「教場」 長岡弘樹 感想 ネタバレ

  • 6 8月, 2014

警察学校を舞台に、様々な思いや目的、夢を持った新人警官たちが訓練に挑みます。そこで起きる事件や事故はまさに人間の世界の縮図!改めて”ニンゲン”てやつは不完全な生き物だなと痛感しました。

わずか数ヶ月の訓練の間に、次々と起こるトラブル。そして学校を辞めて行く人達

新人警官候補?達は皆それぞれ目的や夢を持って警察学校に来ています。或る者は父親と同じ仕事を目指し、或る者は生活の安定のために、或る者は人を探すなどなど。色んな背景を持った人達が沢山います。というか居すぎでしょw

これから日本の治安を守ろうという人達が、平気で人に危害加えるとかあり得ない腐れっぷり!一歩間違えば死人が出てもおかしくないことが立て続けとは恐れ入ったです。はい。

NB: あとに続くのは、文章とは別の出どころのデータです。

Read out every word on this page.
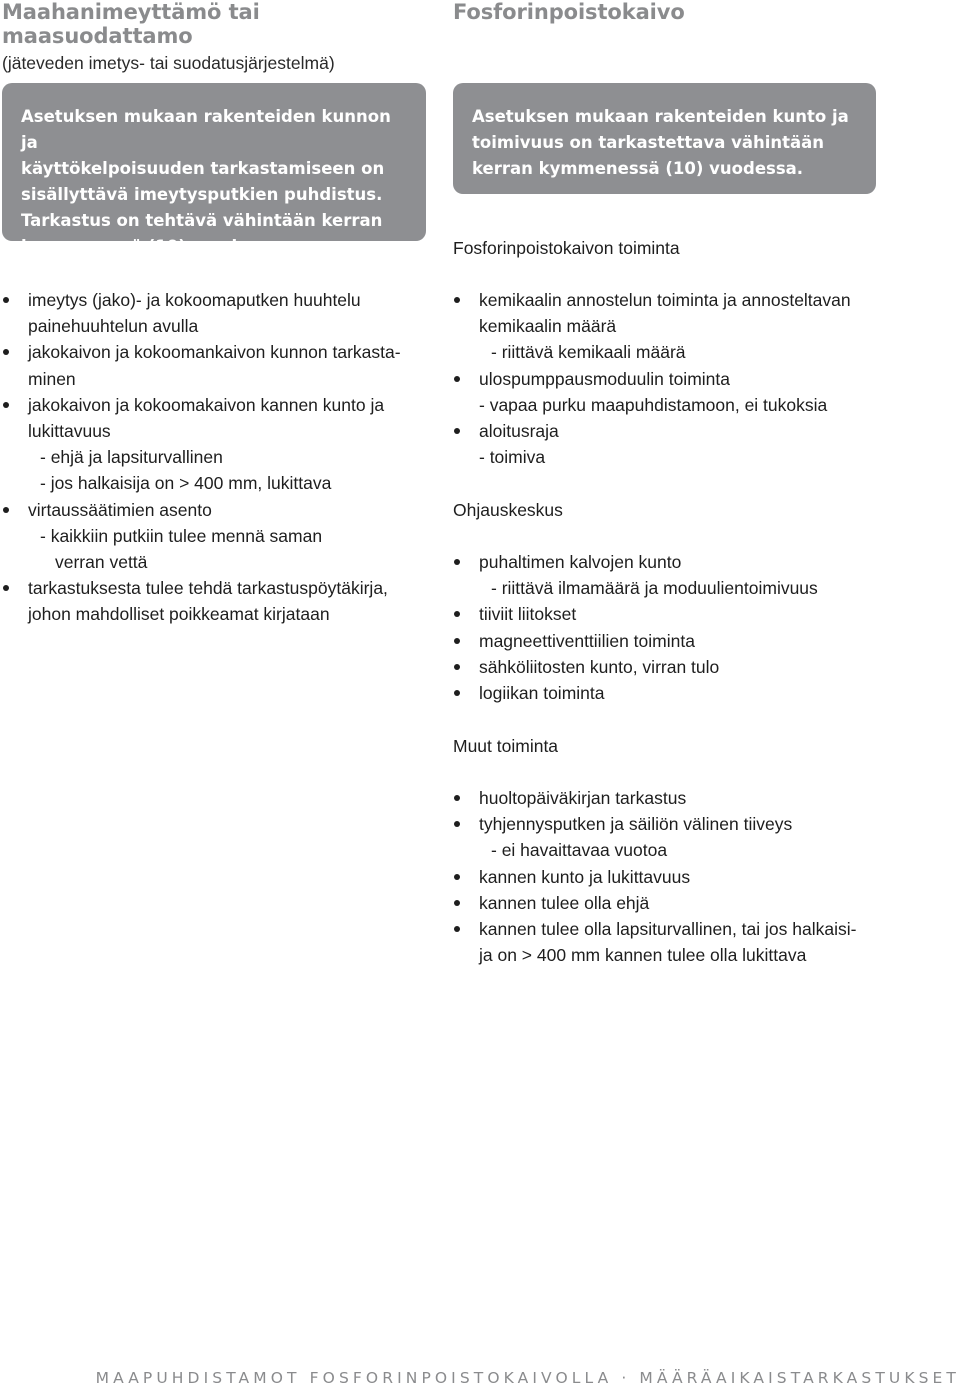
Maahanimeyttämö tai maasuodattamo
(jäteveden imetys- tai suodatusjärjestelmä)
Asetuksen mukaan rakenteiden kunnon ja
käyttökelpoisuuden tarkastamiseen on
sisällyttävä imeytysputkien puhdistus.
Tarkastus on tehtävä vähintään kerran
kymmenessä (10) vuodessa
imeytys (jako)- ja kokoomaputken huuhtelu
painehuuhtelun avulla
jakokaivon ja kokoomankaivon kunnon tarkasta-
minen
jakokaivon ja kokoomakaivon kannen kunto ja
lukittavuus
- ehjä ja lapsiturvallinen
- jos halkaisija on > 400 mm, lukittava
virtaussäätimien asento
- kaikkiin putkiin tulee mennä saman
verran vettä
tarkastuksesta tulee tehdä tarkastuspöytäkirja,
johon mahdolliset poikkeamat kirjataan
Fosforinpoistokaivo
Asetuksen mukaan rakenteiden kunto ja
toimivuus on tarkastettava vähintään
kerran kymmenessä (10) vuodessa.
Fosforinpoistokaivon toiminta
kemikaalin annostelun toiminta ja annosteltavan
kemikaalin määrä
- riittävä kemikaali määrä
ulospumppausmoduulin toiminta
- vapaa purku maapuhdistamoon, ei tukoksia
aloitusraja
- toimiva
Ohjauskeskus
puhaltimen kalvojen kunto
- riittävä ilmamäärä ja moduulientoimivuus
tiiviit liitokset
magneettiventtiilien toiminta
sähköliitosten kunto, virran tulo
logiikan toiminta
Muut toiminta
huoltopäiväkirjan tarkastus
tyhjennysputken ja säiliön välinen tiiveys
- ei havaittavaa vuotoa
kannen kunto ja lukittavuus
kannen tulee olla ehjä
kannen tulee olla lapsiturvallinen, tai jos halkaisi-
ja on > 400 mm kannen tulee olla lukittava
MAAPUHDISTAMOT FOSFORINPOISTOKAIVOLLA · MÄÄRÄAIKAISTARKASTUKSET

教官の風間は決して見逃すことはなく、ほんの小さな欠片からでも生徒の動きを察知してしまう。


”そこが伏線か!”と後から気づいて感心します。刑事や探偵物などとはちょっとばかり話の進み方が違うので、普通のミステリーとはちょっと違って新鮮な読み味です。

「警察学校」という舞台は目新しいが、逆にやりすぎ感に繋がった?

名探偵コナンで人が死にすぎでしょって思うのと同じく、学校なのに事件や起こり過ぎ、現場ではないところが現場になり過ぎていて、ちょっと話が詰め込み過ぎている印象となってしまったのは残念。読んだあとも後味悪いしね。ただ予定調和というか、予想通りなだけのミステリーに飽きている人には良い作品かもしれませんね。たまには自分の予定調和を崩してみるのもいいもんだなぁ。